3. **Screenshot coord-map and scaling** — screenshots are scaled so the longest edge
   is at most 1568 px (model-friendly size). Output includes a `coordMap` field
   for accurate pointer remapping:

   ```bash
   usecomputer screenshot ./shot.png --json
   # use the emitted coord-map for all subsequent pointer commands
   usecomputer click -x 400 -y 220 --coord-map "0,0,1600,900,1568,882"
   ```

4. **New `debug-point` command** — validate a click target before clicking.

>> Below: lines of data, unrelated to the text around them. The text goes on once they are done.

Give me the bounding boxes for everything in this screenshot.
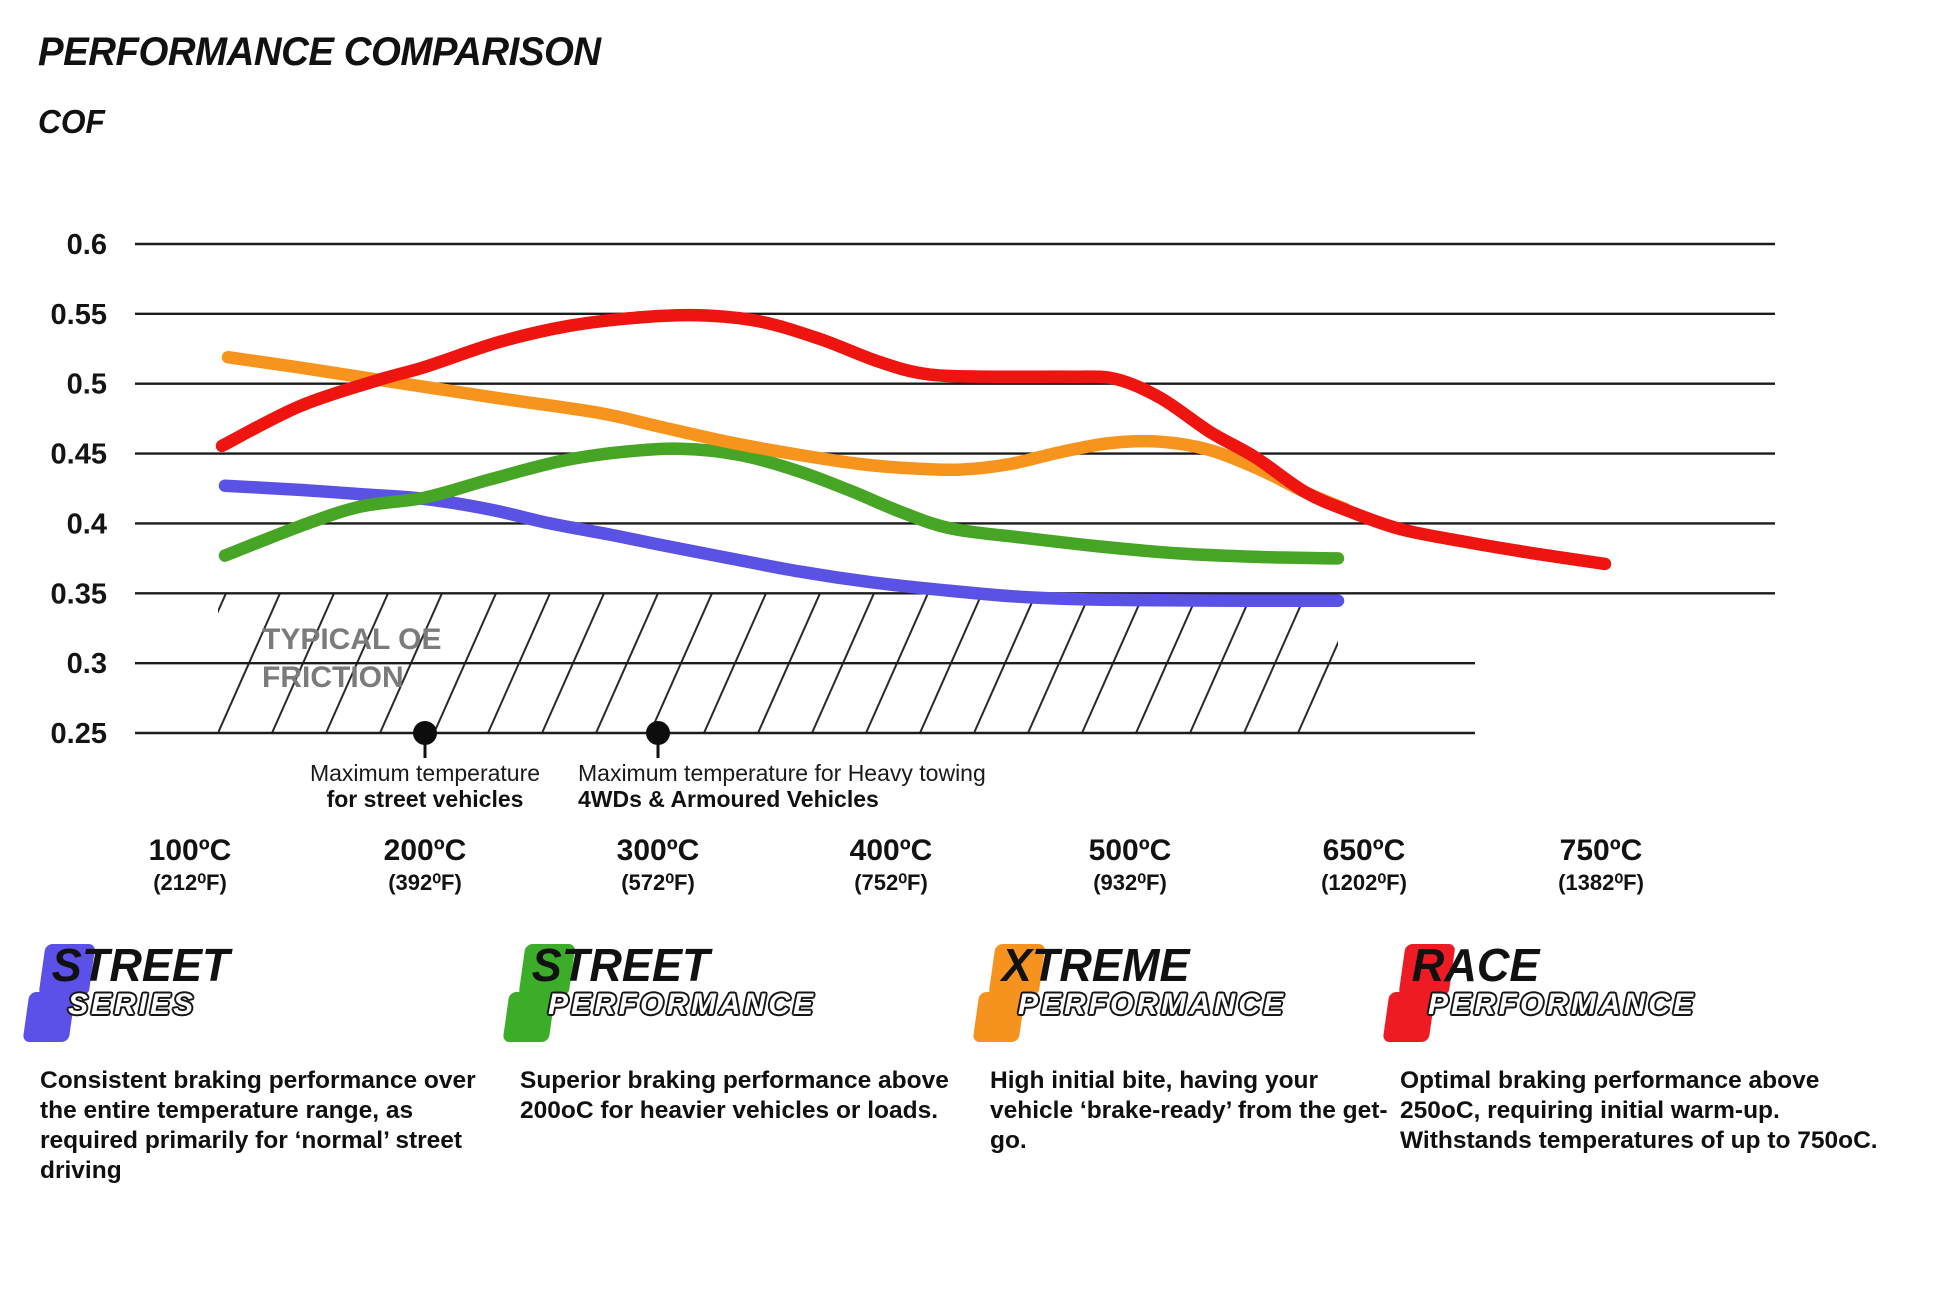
y-tick-label: 0.3	[67, 648, 107, 680]
street-performance-description: Superior braking performance above 200oC…	[520, 1067, 949, 1124]
x-tick-label: 300ºC	[617, 834, 700, 867]
max-temperature-dot	[646, 721, 670, 745]
legend-xtreme-performance: XTREME PERFORMANCE	[972, 939, 1287, 1052]
y-tick-label: 0.45	[51, 439, 107, 471]
x-tick-label: 500ºC	[1089, 834, 1172, 867]
legend-line1: XTREME	[1001, 939, 1190, 991]
x-tick-label: 200ºC	[384, 834, 467, 867]
race-performance-description: Optimal braking performance above 250oC,…	[1400, 1067, 1878, 1154]
x-tick-label: 400ºC	[850, 834, 933, 867]
legend-street-series: STREET SERIES	[22, 939, 233, 1052]
xtreme-performance-description: High initial bite, having your vehicle ‘…	[990, 1067, 1388, 1154]
marker-annotation-line2: for street vehicles	[327, 786, 524, 812]
series-line-street-performance	[218, 442, 1345, 565]
series-line-race-performance	[215, 308, 1612, 571]
oe-friction-zone-label: TYPICAL OE	[262, 623, 441, 656]
y-tick-label: 0.25	[51, 718, 107, 750]
legend-line2: PERFORMANCE	[1018, 988, 1287, 1021]
x-tick-sublabel: (932⁰F)	[1093, 870, 1167, 895]
marker-annotation-line2: 4WDs & Armoured Vehicles	[578, 786, 879, 812]
y-tick-label: 0.5	[67, 369, 107, 401]
legend-line1: STREET	[51, 939, 230, 991]
x-tick-label: 100ºC	[149, 834, 232, 867]
x-tick-label: 750ºC	[1560, 834, 1643, 867]
page-title: PERFORMANCE COMPARISON	[38, 30, 601, 74]
marker-annotation-line1: Maximum temperature for Heavy towing	[578, 760, 986, 786]
cof-axis-label: COF	[38, 103, 105, 140]
legend-line2: PERFORMANCE	[1428, 988, 1697, 1021]
marker-annotation-line1: Maximum temperature	[310, 760, 540, 786]
oe-friction-zone-label: FRICTION	[262, 661, 404, 694]
x-tick-sublabel: (752⁰F)	[854, 870, 928, 895]
x-tick-sublabel: (392⁰F)	[388, 870, 462, 895]
y-tick-label: 0.4	[67, 508, 107, 540]
y-tick-label: 0.55	[51, 299, 107, 331]
x-tick-sublabel: (572⁰F)	[621, 870, 695, 895]
x-tick-sublabel: (1202⁰F)	[1321, 870, 1407, 895]
x-tick-sublabel: (212⁰F)	[153, 870, 227, 895]
street-series-description: Consistent braking performance over the …	[40, 1067, 476, 1184]
cof-temperature-chart: 0.6 0.55 0.5 0.45 0.4 0.35 0.3 0.25 TYPICAL OE FR…	[51, 229, 1775, 895]
legend-street-performance: STREET PERFORMANCE	[502, 939, 817, 1052]
series-line-xtreme-performance	[221, 350, 1352, 516]
y-tick-label: 0.6	[67, 229, 107, 261]
x-tick-label: 650ºC	[1323, 834, 1406, 867]
y-tick-label: 0.35	[51, 578, 107, 610]
max-temperature-dot	[413, 721, 437, 745]
legend-line2: SERIES	[68, 988, 197, 1021]
legend-line1: RACE	[1411, 939, 1540, 991]
legend-race-performance: RACE PERFORMANCE	[1382, 939, 1697, 1052]
legend-line2: PERFORMANCE	[548, 988, 817, 1021]
legend-line1: STREET	[531, 939, 710, 991]
x-tick-sublabel: (1382⁰F)	[1558, 870, 1644, 895]
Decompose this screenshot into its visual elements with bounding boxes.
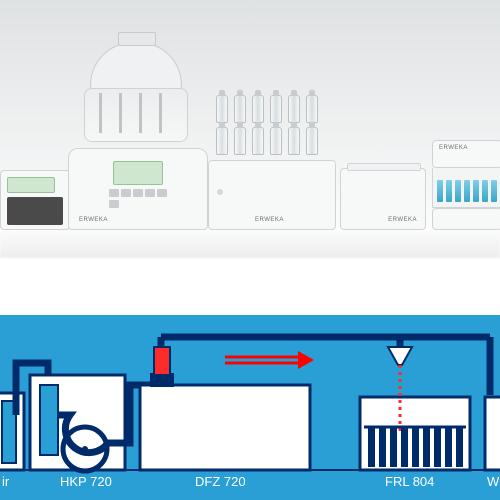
hkp-column <box>40 385 58 455</box>
diagram-labels: ir HKP 720 DFZ 720 FRL 804 W <box>0 474 500 496</box>
device-dissolution-tester: ERWEKA <box>68 42 208 230</box>
flow-diagram-panel: ir HKP 720 DFZ 720 FRL 804 W <box>0 315 500 500</box>
device-degasser: ERWEKA <box>208 95 336 230</box>
label-reservoir: ir <box>2 474 9 489</box>
device-collector: ERWEKA <box>432 140 500 230</box>
brand-label: ERWEKA <box>388 217 417 223</box>
label-hkp: HKP 720 <box>60 474 112 489</box>
device-controller <box>0 170 70 230</box>
module-right-cut <box>485 397 500 470</box>
label-dfz: DFZ 720 <box>195 474 246 489</box>
brand-label: ERWEKA <box>439 145 468 151</box>
brand-label: ERWEKA <box>255 217 284 223</box>
flow-arrow-icon <box>225 351 314 369</box>
label-right: W <box>487 474 499 489</box>
frl-tubes <box>368 427 463 467</box>
brand-label: ERWEKA <box>79 217 108 223</box>
module-dfz <box>140 385 310 470</box>
panel-gap <box>0 260 500 315</box>
device-autosampler: ERWEKA <box>340 168 426 230</box>
label-frl: FRL 804 <box>385 474 434 489</box>
dfz-hot-block <box>154 347 170 375</box>
flow-diagram-svg <box>0 315 500 500</box>
shelf-reflection <box>0 230 500 258</box>
equipment-photo-panel: ERWEKA <box>0 0 500 260</box>
funnel-icon <box>388 347 412 365</box>
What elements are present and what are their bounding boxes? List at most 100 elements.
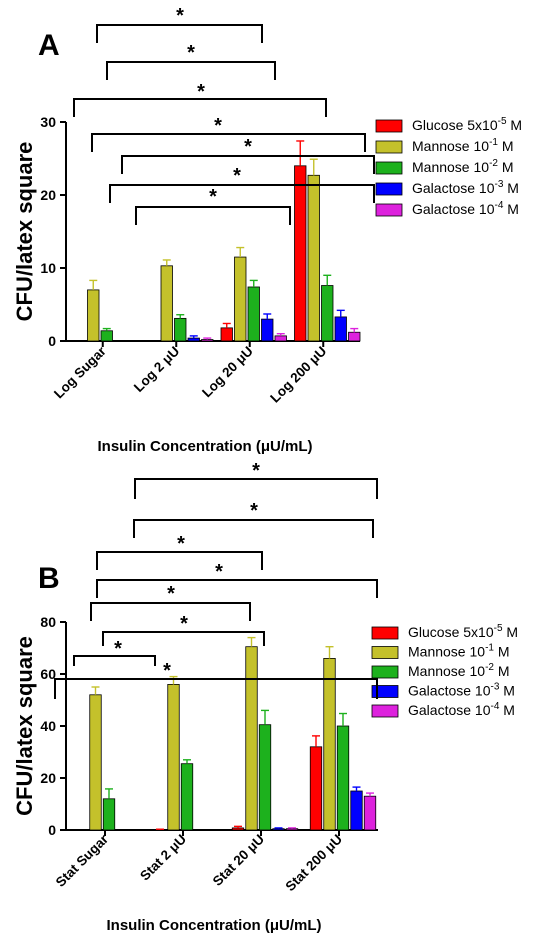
x-axis-label: Insulin Concentration (μU/mL)	[106, 917, 321, 934]
bar	[334, 316, 347, 342]
significance-bracket	[109, 184, 375, 203]
x-tick-label: Log 20 μU	[199, 344, 256, 401]
legend-label: Galactose 10-4 M	[412, 200, 519, 217]
bar	[234, 256, 247, 342]
y-tick-label: 0	[48, 822, 56, 838]
bar	[294, 165, 307, 342]
legend-swatch	[375, 203, 403, 217]
bar	[87, 289, 100, 342]
legend-swatch	[375, 140, 403, 154]
legend-label: Glucose 5x10-5 M	[408, 623, 518, 640]
legend-swatch	[375, 161, 403, 175]
significance-star: *	[244, 136, 252, 158]
significance-star: *	[177, 533, 185, 555]
legend-label: Galactose 10-3 M	[412, 179, 519, 196]
bar	[348, 331, 361, 342]
x-tick-label: Stat 20 μU	[210, 832, 267, 889]
bar	[160, 265, 173, 342]
bar	[247, 286, 260, 342]
significance-star: *	[167, 583, 175, 605]
legend-label: Galactose 10-4 M	[408, 701, 515, 718]
significance-bracket	[135, 206, 291, 225]
bar	[102, 798, 116, 831]
panel-letter: A	[38, 29, 60, 62]
legend-label: Glucose 5x10-5 M	[412, 116, 522, 133]
significance-star: *	[176, 5, 184, 27]
significance-star: *	[214, 115, 222, 137]
y-tick-label: 80	[40, 614, 56, 630]
significance-bracket	[91, 133, 366, 152]
bar	[100, 330, 113, 342]
bar	[201, 339, 214, 342]
bar	[336, 725, 350, 831]
significance-star: *	[180, 613, 188, 635]
y-tick-label: 40	[40, 718, 56, 734]
significance-star: *	[209, 186, 217, 208]
x-tick-label: Log 200 μU	[267, 344, 329, 406]
significance-bracket	[133, 519, 374, 538]
bar	[261, 318, 274, 342]
significance-star: *	[250, 500, 258, 522]
bar	[187, 337, 200, 342]
y-axis-label: CFU/latex square	[12, 142, 37, 322]
legend-label: Galactose 10-3 M	[408, 682, 515, 699]
bar	[220, 327, 233, 342]
legend-swatch	[375, 182, 403, 196]
significance-bracket	[96, 579, 378, 598]
bar	[245, 646, 258, 831]
legend-label: Mannose 10-1 M	[408, 643, 510, 660]
bar	[323, 658, 336, 831]
y-tick-label: 0	[48, 333, 56, 349]
legend-label: Mannose 10-1 M	[412, 137, 514, 154]
bar	[350, 790, 363, 831]
y-tick-label: 10	[40, 260, 56, 276]
bar	[89, 694, 102, 831]
significance-bracket	[121, 155, 375, 174]
panel-letter: B	[38, 562, 60, 595]
y-tick-label: 20	[40, 770, 56, 786]
legend-swatch	[371, 646, 399, 659]
significance-bracket	[73, 655, 156, 666]
significance-star: *	[233, 165, 241, 187]
legend-swatch	[371, 665, 399, 679]
legend-swatch	[371, 704, 399, 718]
bar	[321, 285, 334, 342]
bar	[274, 335, 287, 342]
bar	[272, 828, 285, 831]
significance-star: *	[187, 42, 195, 64]
x-tick-label: Stat 2 μU	[137, 832, 189, 884]
significance-bracket	[102, 631, 265, 646]
legend-swatch	[371, 685, 399, 698]
significance-bracket	[90, 602, 251, 621]
significance-star: *	[215, 561, 223, 583]
legend-swatch	[375, 119, 403, 133]
y-tick-label: 20	[40, 187, 56, 203]
significance-bracket	[96, 24, 263, 43]
significance-bracket	[54, 678, 378, 699]
bar	[285, 828, 299, 831]
legend-label: Mannose 10-2 M	[412, 158, 514, 175]
significance-bracket	[96, 551, 263, 570]
significance-star: *	[163, 660, 171, 682]
significance-bracket	[134, 478, 378, 499]
legend-swatch	[371, 626, 399, 640]
x-tick-label: Log Sugar	[51, 343, 109, 401]
significance-bracket	[106, 61, 276, 80]
x-tick-label: Stat Sugar	[53, 831, 112, 890]
x-tick-label: Stat 200 μU	[283, 832, 346, 895]
bar	[167, 684, 180, 831]
y-tick-label: 30	[40, 114, 56, 130]
y-axis-label: CFU/latex square	[12, 636, 37, 816]
significance-star: *	[114, 638, 122, 660]
x-axis-label: Insulin Concentration (μU/mL)	[97, 438, 312, 455]
significance-star: *	[252, 460, 260, 482]
bar	[307, 174, 320, 342]
bar	[363, 795, 377, 831]
bar	[231, 827, 245, 831]
bar	[174, 317, 187, 342]
legend-label: Mannose 10-2 M	[408, 662, 510, 679]
x-tick-label: Log 2 μU	[131, 344, 182, 395]
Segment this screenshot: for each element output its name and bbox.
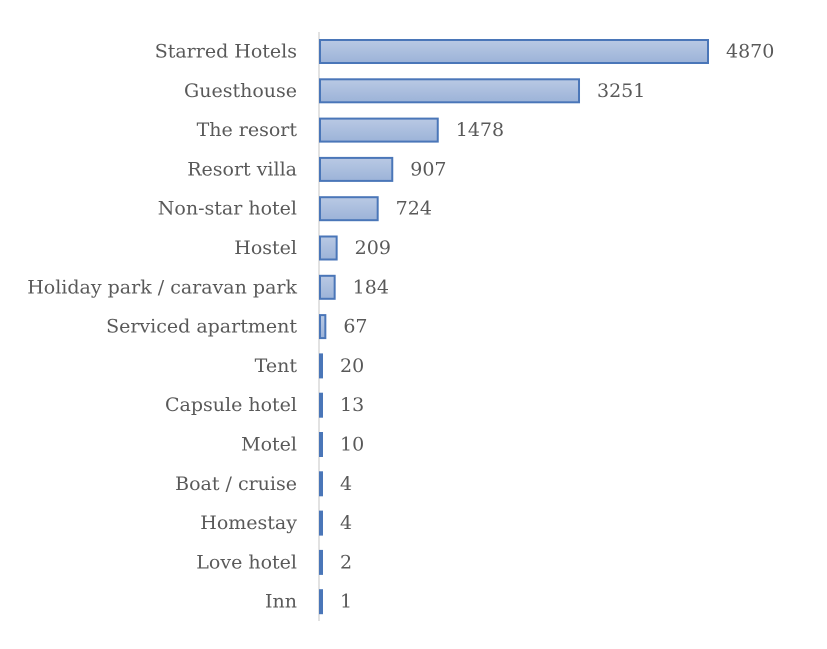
category-label: Homestay (200, 512, 297, 534)
bar (319, 156, 394, 182)
data-label: 67 (343, 316, 367, 338)
data-label: 20 (340, 355, 364, 377)
category-label: Love hotel (196, 551, 297, 573)
bar (319, 78, 581, 104)
bar (319, 274, 336, 300)
bar (319, 432, 323, 457)
category-label: Tent (255, 355, 298, 377)
data-label: 4 (340, 473, 352, 495)
bar (319, 392, 323, 418)
data-label: 4 (340, 512, 352, 534)
bar (319, 589, 323, 615)
data-label: 209 (355, 237, 391, 259)
data-label: 3251 (597, 80, 645, 102)
bar (319, 117, 439, 143)
bar (319, 235, 338, 261)
data-label: 724 (396, 198, 432, 220)
data-label: 907 (410, 158, 446, 180)
category-label: Serviced apartment (106, 316, 297, 338)
category-label: Boat / cruise (175, 473, 297, 495)
data-label: 2 (340, 551, 352, 573)
bar-series (319, 39, 709, 615)
category-label: Starred Hotels (155, 41, 297, 63)
bar (319, 39, 709, 64)
category-label: Motel (241, 434, 297, 456)
category-label: Guesthouse (184, 80, 297, 102)
category-labels: Starred Hotels Guesthouse The resort Resort… (27, 41, 297, 613)
data-label: 4870 (726, 41, 774, 63)
data-label: 1 (340, 591, 352, 613)
category-label: Inn (265, 591, 297, 613)
data-label: 13 (340, 394, 364, 416)
category-label: Capsule hotel (165, 394, 297, 416)
data-label: 10 (340, 434, 364, 456)
bar (319, 510, 323, 536)
bar (319, 549, 323, 575)
category-label: Holiday park / caravan park (27, 276, 297, 298)
category-label: Hostel (234, 237, 297, 259)
bar (319, 353, 323, 379)
category-label: The resort (197, 119, 298, 141)
category-label: Non-star hotel (158, 198, 297, 220)
bar (319, 314, 327, 340)
data-label: 184 (353, 276, 389, 298)
bar (319, 471, 323, 497)
category-label: Resort villa (187, 158, 297, 180)
data-label: 1478 (456, 119, 504, 141)
bar (319, 196, 379, 222)
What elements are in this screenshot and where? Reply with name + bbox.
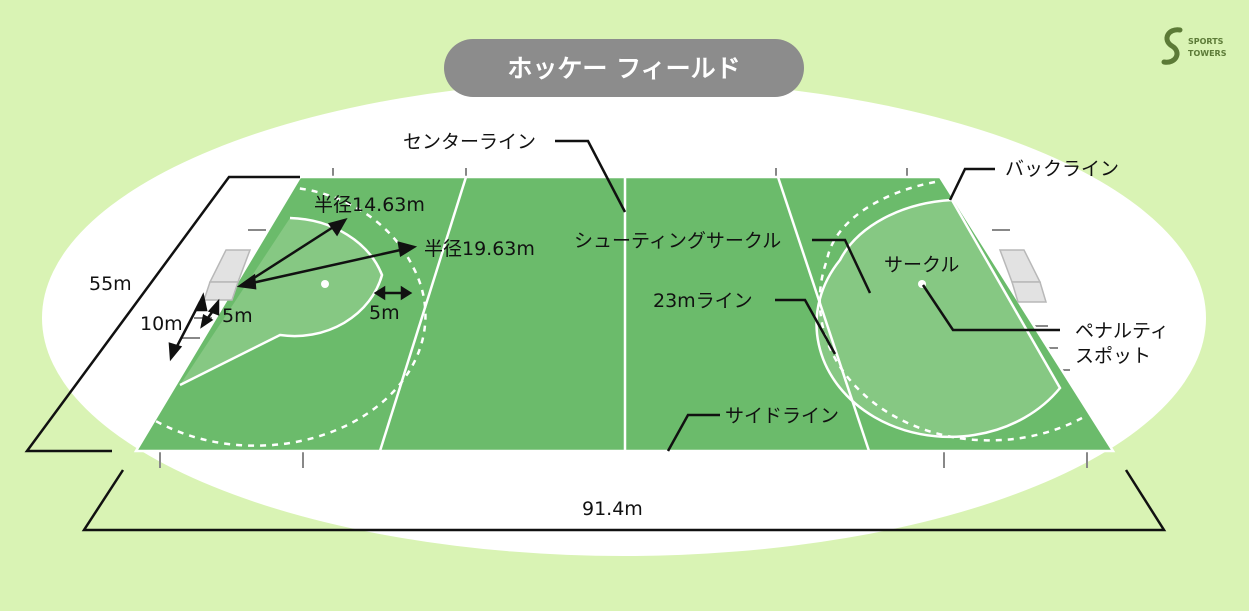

Captures
   a screenshot and draws a red marker at the mapped coordinate:

   ```bash
   usecomputer debug-point -x 400 -y 220 --coord-map "0,0,1600,900,1568,882"
   ```

5. **Keyboard synthesis** — new `type` and `press` commands for text input and key
   chords:

   ```bash
   usecomputer type "hello from usecomputer"
   usecomputer press "cmd+s"
   usecomputer press "down" --count 10 --delay 30
   cat ./notes.txt | usecomputer type --stdin --chunk-size 4000
   ```

6. **Native scroll support** — scroll in any direction at any position:

   ```bash
   usecomputer scroll --direction down --amount 5
   usecomputer scroll --direction up --amount 3 -x 800 -y 400
   ```

7. **Library exports** — import `usecomputer` as a Node.js library to reuse all
   commands in your own agent harness:

   ```ts
   import * as usecomputer from 'usecomputer'

   const shot = await usecomputer.screenshot({ path: './shot.png', display: null, window: null, region: null, annotate: null })
   const coordMap = usecomputer.parseCoordMapOrThrow(shot.coordMap)
   await usecomputer.click({ point: usecomputer.mapPointFromCoordMap({ point: { x: 400, y: 220 }, coordMap }), button: 'left', count: 1 })
   ```

8. **OpenAI and Anthropic computer-use examples** — README now includes full
   agentic loop examples for both providers showing screenshot → action → result
   cycles.

## 0.0.3

- Implement real screenshot capture + PNG file writing on macOS.
- Screenshot path handling now uses the requested output path reliably.
- Unimplemented commands now return explicit `TODO not implemented: ...` errors.
- Clarify `--display` index behavior as 0-based in help/docs.

## 0.0.2

- Publish macOS native binaries for both `darwin-arm64` and `darwin-x64`.
- Add package metadata/docs for npm distribution.
- Improve CLI coordinate input with `-x` / `-y` flags.

## 0.0.1

- Initial npm package release for macOS.
- Native Zig + Quartz mouse actions:
  - `click`
  - `mouse move`
  - `mouse down`
  - `mouse up`
  - `mouse position`
  - `hover`
  - `drag`
- CLI coordinates improved with `-x` and `-y` flags.